Beni yine hiç arayıp sormadı. Son mesajlaşmamızın üzerinden yaklaşık 6 ay geçti ve beni yine bir kez olsun aramadı. Madem umrunda değildim, o mesajı niye atmıştı peki? Gerçekten bilemiyorum.

İnsanoğlu çiğ süt emmiş. Kimin ne yapacağı hiç belli olmuyor. Düşünmemeye çalışıyorum ama elimde değil. Bu durum kafamı çok kurcalıyor...

6 Ekim 2009 Salı

Hoşgörü


Ömrüm boyunca kalp kırmaktan çekindim. Belki de bu yüzden hep kalbim kırıldı. Kime güvensem beni hayal kırıklığına uğrattı. Yine de vazgeçemiyorum hoşgörüden. Başka türlü davranmaya vicdanım el vermiyor.

"Bir kez gönül yıktın ise
Bu kıldığın namaz değil" demiş Yunus Emre. Bir bildiği vardır elbet.

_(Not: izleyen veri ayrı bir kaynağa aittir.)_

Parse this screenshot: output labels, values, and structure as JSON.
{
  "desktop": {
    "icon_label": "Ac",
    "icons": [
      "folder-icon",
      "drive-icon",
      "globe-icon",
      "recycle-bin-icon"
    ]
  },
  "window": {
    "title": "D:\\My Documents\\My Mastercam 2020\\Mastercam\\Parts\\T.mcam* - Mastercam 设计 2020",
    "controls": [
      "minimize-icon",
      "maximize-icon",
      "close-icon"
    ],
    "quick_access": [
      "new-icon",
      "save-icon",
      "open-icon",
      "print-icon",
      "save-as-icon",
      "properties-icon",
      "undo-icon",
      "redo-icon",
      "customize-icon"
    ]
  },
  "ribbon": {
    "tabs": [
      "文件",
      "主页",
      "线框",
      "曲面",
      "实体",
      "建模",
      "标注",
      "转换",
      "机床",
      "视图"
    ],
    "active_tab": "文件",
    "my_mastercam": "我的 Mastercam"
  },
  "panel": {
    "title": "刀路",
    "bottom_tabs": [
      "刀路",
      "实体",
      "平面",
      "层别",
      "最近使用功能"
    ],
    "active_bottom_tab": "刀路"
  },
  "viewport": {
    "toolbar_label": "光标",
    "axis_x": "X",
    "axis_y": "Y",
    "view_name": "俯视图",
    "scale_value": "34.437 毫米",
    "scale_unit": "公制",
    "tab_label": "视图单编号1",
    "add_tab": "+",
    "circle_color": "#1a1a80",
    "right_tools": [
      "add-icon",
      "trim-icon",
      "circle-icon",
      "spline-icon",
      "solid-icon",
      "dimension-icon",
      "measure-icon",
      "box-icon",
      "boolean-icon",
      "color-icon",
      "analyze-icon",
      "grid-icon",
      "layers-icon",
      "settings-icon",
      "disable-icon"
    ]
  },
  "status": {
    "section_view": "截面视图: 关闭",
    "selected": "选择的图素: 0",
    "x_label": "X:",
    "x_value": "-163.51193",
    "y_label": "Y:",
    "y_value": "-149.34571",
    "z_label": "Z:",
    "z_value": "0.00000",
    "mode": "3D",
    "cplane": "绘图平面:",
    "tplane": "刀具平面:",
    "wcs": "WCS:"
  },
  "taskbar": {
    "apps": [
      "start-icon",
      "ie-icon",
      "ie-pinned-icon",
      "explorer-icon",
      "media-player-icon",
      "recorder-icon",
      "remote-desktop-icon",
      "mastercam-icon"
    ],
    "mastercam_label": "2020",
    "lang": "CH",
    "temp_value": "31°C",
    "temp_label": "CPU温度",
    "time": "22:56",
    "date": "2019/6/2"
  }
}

Türkçe'den Utanıyor Muyuz?


Türkiye Cumhuriyeti Devleti'nin anayasasında da belirtildiği üzere resmi dilimiz Türkçe'dir. Fakat, görüyoruz ki özellikle şu son birkaç yılda, internet ortamında yazılan hiçbir şey Türkçe değil. Dilimizi bilerek ya da bilmeyerek yozlaştırıyoruz. İşin kötüsü bu konudaki uyarıları da dikkate almıyoruz.

Aranızdan bazıları çıkıp "Sana mı düştü tasası?" diyebilir. Aslında bu durumun tasası eli kalem tutan herkese düşmeli. Konu dil olunca insanlar istediği gibi hareket etmemeli. Bu dilin de belli kuralları var ve etkili bir iletişim sağlayabilmek için bu kurallara uyulması gerekiyor.

Türkçe yazarken veya konuşurken araya yabancı dillerden kelimeler sokmak sizin entellektüel olduğunuzu göstermez, aksine ana dilde kelime dağarcığınızın ne kadar yetersiz olduğunu gösterir. Dili mükemmel kullandığımı iddia etmiyorum ama hiç değilse doğru kullanmaya özen gösteriyorum. Herkesin de bu konuda duyarlı olması gerektiğine inanıyorum.

Aslında şu sıralar sinirlerimi bozan olay "emo"ların kullandığı dil. O nedir çözemedim? Bir örnek vereyim de olayın vardığı vahim boyutu daha önce görmeyenler de görsün.

"SéniN HaFanıN oLduqu yHéRDé ßéN!m rüsqaRıM YéTéR Sén!N cıRqıNıq FaR oLmaYa caLı$TıqıN yéRDé ßéNiM $éqLim yéTéR.!!!"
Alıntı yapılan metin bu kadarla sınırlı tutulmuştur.